ボクのおとうさんは、桃太郎というやつに殺されました。
2013年度新聞広告クリエーティブコンテストの受賞作品のコピーである。視点を変えれば別の世界が見えてくる。時に立場を変えて、いろんな感情があることに気付くことの大切さを教えてくれた。学校では道徳の教材にもなっているようだ。
岡山出身の作家、内田百閒に『桃太郎』という童話がある。「むかし、むかし、そのまた昔の大昔、ある所に、お爺さんとお婆さんがありました。」といつもどおりに始まるのだが、物語の主題は桃太郎の鬼退治ではなく、桃の実がその後どうなったか、である。なるほど、そうきたか。
岡山市中区国富二丁目に「内田百閒墓地」がある。
昨年生誕130年を迎えた内田百閒は、今の岡山市中区古京町で生まれた。墓碑には次のように刻まれている。
榮造(百閒)
明治二十二年五月二十九日生
昭和四十六年四月二十日歿
岡山中学校から第六高等学校という当時のエリートコースを歩んで東京帝国大学に進学した。夏目漱石に師事し、芥川龍之介とも仲が良かったという。
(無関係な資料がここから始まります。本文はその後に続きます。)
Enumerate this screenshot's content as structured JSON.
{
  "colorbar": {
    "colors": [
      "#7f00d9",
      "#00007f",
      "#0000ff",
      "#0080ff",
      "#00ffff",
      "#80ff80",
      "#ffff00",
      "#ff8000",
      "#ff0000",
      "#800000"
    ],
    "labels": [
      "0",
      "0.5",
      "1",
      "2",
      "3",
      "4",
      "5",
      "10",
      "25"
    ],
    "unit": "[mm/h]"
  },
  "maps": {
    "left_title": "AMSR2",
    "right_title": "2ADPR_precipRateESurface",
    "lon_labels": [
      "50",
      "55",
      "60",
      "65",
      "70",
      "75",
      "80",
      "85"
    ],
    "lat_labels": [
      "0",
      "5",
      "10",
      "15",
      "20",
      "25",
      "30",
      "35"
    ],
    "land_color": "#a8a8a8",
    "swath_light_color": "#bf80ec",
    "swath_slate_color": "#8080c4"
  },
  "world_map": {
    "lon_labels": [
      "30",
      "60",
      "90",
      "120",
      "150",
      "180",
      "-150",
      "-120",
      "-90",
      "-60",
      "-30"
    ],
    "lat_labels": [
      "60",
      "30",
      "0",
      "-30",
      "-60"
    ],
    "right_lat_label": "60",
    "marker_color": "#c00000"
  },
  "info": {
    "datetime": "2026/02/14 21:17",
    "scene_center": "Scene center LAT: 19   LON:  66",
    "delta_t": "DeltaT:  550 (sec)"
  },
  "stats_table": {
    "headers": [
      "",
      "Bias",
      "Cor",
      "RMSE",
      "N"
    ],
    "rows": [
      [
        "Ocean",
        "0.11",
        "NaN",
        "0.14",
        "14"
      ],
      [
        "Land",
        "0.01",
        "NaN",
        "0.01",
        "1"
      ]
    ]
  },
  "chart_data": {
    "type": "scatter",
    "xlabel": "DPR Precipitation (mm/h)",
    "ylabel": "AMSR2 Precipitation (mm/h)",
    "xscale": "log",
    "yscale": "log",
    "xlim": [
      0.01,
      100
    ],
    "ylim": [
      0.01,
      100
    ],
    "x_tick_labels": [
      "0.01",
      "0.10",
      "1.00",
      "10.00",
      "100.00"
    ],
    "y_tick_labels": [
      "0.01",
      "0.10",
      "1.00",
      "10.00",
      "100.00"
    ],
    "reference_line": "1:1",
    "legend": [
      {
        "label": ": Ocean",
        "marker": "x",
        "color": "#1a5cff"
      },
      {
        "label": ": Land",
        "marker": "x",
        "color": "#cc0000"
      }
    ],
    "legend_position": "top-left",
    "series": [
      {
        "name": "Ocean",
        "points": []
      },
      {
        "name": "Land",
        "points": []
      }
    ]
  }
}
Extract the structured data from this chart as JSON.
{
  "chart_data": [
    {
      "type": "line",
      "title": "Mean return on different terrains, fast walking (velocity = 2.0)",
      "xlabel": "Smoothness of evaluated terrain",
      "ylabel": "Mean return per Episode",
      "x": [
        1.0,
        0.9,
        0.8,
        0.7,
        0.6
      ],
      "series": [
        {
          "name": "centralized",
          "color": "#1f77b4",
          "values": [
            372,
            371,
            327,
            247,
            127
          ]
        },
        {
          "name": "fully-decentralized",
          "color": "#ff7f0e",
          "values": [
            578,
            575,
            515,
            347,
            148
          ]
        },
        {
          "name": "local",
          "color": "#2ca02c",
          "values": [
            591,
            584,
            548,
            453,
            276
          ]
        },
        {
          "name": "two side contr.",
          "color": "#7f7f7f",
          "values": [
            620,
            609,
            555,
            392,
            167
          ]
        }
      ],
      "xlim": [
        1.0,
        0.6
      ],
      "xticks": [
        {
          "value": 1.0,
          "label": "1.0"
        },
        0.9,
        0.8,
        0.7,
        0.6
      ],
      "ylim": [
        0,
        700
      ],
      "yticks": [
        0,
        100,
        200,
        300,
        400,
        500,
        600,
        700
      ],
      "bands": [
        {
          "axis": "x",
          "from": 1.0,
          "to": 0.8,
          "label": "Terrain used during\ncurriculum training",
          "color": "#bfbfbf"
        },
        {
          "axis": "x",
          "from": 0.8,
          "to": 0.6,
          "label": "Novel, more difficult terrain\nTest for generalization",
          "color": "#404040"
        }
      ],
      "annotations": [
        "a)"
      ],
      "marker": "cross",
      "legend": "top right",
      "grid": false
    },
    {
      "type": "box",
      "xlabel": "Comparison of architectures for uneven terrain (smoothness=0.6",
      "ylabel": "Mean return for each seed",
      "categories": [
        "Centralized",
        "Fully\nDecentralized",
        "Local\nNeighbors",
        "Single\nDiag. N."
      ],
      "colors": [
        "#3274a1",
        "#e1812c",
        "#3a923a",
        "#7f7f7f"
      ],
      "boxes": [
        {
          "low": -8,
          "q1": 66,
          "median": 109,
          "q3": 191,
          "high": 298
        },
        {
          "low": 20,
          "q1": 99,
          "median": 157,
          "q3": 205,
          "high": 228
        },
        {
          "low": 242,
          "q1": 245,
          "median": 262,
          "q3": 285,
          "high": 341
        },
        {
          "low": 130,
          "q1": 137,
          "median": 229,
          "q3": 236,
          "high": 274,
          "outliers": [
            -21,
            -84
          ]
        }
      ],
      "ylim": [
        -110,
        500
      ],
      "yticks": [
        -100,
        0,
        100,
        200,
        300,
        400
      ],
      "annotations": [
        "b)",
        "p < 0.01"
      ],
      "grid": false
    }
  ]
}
童話から小説、随筆と幅広い作品を残した百閒だが、不朽の鉄道文学の一つとして知られるのが『阿房(あほう)列車』である。お墓の案内板にも「阿房列車」が登場する。
ほとんど岡山に帰らなかった百閒は、墓所のある操山の瓶井の多宝塔を、阿房列車の車中から遠望していた。古京の生家からこのあたりまでよく遊びに来ていた。内田家の4代のお墓がある。
百鬼園倶楽部
稀代の乗り鉄であった百閒には、故郷を通るたび、視界に収めたいものがあった。山陽本線の下り列車が百間川の鉄橋を渡るころ、左手車窓から操山の中腹に見える「瓶井(にかい)の塔」、それである。百閒の墓から山道を少し上ると、大きな塔が現れる。
同じく国富二丁目に「安住院多宝塔」がある。県の重要文化財に指定されている。
写真はさわっているうちに手彩色の絵葉書の風合いになってしまった。列車から見えても感激するくらいだから、間近で見る迫力は例えようがない。いつ建てられたのか、説明板を読んでみよう。
この塔は岡山平野を一望に収める瓶井山の中腹に建立された二層の塔婆で、宝形造の本瓦葺になり、総高二〇メートルを測る。下層は…(中略)。
上層は…(中略)。
この多宝塔は元禄年間(一六八八~一七〇三)に時の藩主池田綱政が後楽園の借景として建立に着手したと伝えられ、「みかえりの塔」として今日まで親しまれている。
平成元年六月
設置 岡山烏城ライオンズクラブ
監修 岡山市教育委員会
本当はもっと詳しいのだが、建築意匠に関することは省略した。下層には大日如来が安置されているという。重要なのは「後楽園の借景」とされていることだ。三名園の一つ後楽園は広いのだが、さらに雄大に見せるため、周囲の景観を取り込んでおり、特に多宝塔は借景のランドマークとして親しまれている。
帰り道、「みかえりの塔」だけに、その美しさをもう一度確かめようと振り返ったが、住宅にさえぎられて視界が狭い。遠く後楽園まで離れて眺めると、ちょうどよい景観になるのだから、借景はよくできている。美しい景観を百閒先生も私たちもまた借りて楽しんでいるが、いつの間にか心の豊かさという利息がたまってきたようだ。